Step 1 — Generate domain probabilities

This matches the detect-distribution-shift setup: train a classifier to distinguish source from target and use out-of-sample probabilities.

import numpy as np
from sklearn.datasets import make_classification
from sklearn.ensemble import HistGradientBoostingClassifier
from sklearn.model_selection import cross_val_predict

# X contains features; group is 0 (source) or 1 (target)
X, group = make_classification(
    n_samples=200,
    n_features=6,
    n_classes=2,
    random_state=123_456,
)

membership_prob = cross_val_predict(
    HistGradientBoostingClassifier(random_state=123_456),
    X,
    group,
    cv=10,
    method="predict_proba",
)[:, 1]  # P(target | x)

These probabilities are for contextual weighting only.


Step 2 — Build a separate harmfulness score stream

Do not reuse membership_prob as adverse-shift scores. Instead, create or compute a separate score where larger means worse.

rng = np.random.default_rng(123_456)

# Separate harmfulness score, independent of membership_prob
risk_score = (
    0.9 * X[:, 0]
    - 0.6 * X[:, 1]
    + 0.4 * X[:, 2]
    + rng.normal(scale=0.4, size=len(group))
)

source_scores = risk_score[group == 0]
target_scores = risk_score[group == 1]

Step 3 — Run weighted adverse-shift testing

Split membership_prob by group label to get separate source and target arrays, build weights with contextual_weights, then pass them to test_adverse_shift.

from samesame import test_adverse_shift
from samesame.weights import contextual_weights

source_prob = membership_prob[group == 0]
target_prob = membership_prob[group == 1]

weights = contextual_weights(
    source_prob=source_prob,
    target_prob=target_prob,
    mode="source",
    lambda_=0.5,
)

unweighted = test_adverse_shift(
    source=source_scores,
    target=target_scores,
    direction="higher-is-worse",
    rng=np.random.default_rng(123_456),
)

weighted = test_adverse_shift(
    source=source_scores,
    target=target_scores,
    direction="higher-is-worse",
    weights=weights,
    rng=np.random.default_rng(123_456),
)

print(f"Unweighted statistic: {unweighted.statistic:.4f}, p-value: {unweighted.pvalue:.4f}")
print(f"Weighted   statistic: {weighted.statistic:.4f}, p-value: {weighted.pvalue:.4f}")

Reading the results

Result Interpretation
Unweighted adverse shift Harm signal across the full source and target groups, including outliers.
Weighted adverse shift Harm signal focused on common support after contextual weighting.

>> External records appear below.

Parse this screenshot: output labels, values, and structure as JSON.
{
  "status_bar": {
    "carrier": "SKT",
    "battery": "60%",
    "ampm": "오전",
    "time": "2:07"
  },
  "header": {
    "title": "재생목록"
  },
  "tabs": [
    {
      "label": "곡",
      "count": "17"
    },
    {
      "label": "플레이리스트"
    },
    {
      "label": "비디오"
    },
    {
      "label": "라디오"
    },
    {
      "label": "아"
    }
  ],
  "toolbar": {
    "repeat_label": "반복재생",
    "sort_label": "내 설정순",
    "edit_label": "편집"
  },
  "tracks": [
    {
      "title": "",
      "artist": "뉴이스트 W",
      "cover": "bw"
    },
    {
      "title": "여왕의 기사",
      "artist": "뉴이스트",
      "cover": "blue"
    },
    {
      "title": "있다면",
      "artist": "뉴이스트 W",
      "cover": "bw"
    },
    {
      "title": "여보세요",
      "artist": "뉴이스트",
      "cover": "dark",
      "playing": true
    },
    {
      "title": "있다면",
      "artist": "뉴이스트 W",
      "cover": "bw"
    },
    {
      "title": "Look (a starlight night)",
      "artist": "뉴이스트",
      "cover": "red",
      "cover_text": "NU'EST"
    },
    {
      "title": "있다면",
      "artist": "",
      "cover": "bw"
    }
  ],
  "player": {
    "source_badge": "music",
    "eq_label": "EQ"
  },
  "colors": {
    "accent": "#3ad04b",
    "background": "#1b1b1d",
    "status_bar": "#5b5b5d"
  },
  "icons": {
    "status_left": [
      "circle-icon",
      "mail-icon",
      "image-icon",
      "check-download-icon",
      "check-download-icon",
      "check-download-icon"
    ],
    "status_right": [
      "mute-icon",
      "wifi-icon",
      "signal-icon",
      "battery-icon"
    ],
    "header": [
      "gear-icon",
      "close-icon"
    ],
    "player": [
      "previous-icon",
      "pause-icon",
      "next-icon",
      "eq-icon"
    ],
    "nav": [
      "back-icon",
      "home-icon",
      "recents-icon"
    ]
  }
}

If unweighted is significant but weighted is not, adverse shift may be concentrated in low-overlap regions. If both are significant, the adverse shift persists in common support.


Tips

  • Keep score streams separate: domain probabilities are for weighting; adverse-shift scores should come from a harmfulness signal such as risk, error, or low confidence.
  • lambda_=0.5 is a practical default.
  • Use mode="both" when both source and target contain low-overlap outliers.
  • For the rationale behind RIW and mode selection, see Why importance weights stabilise shift detection.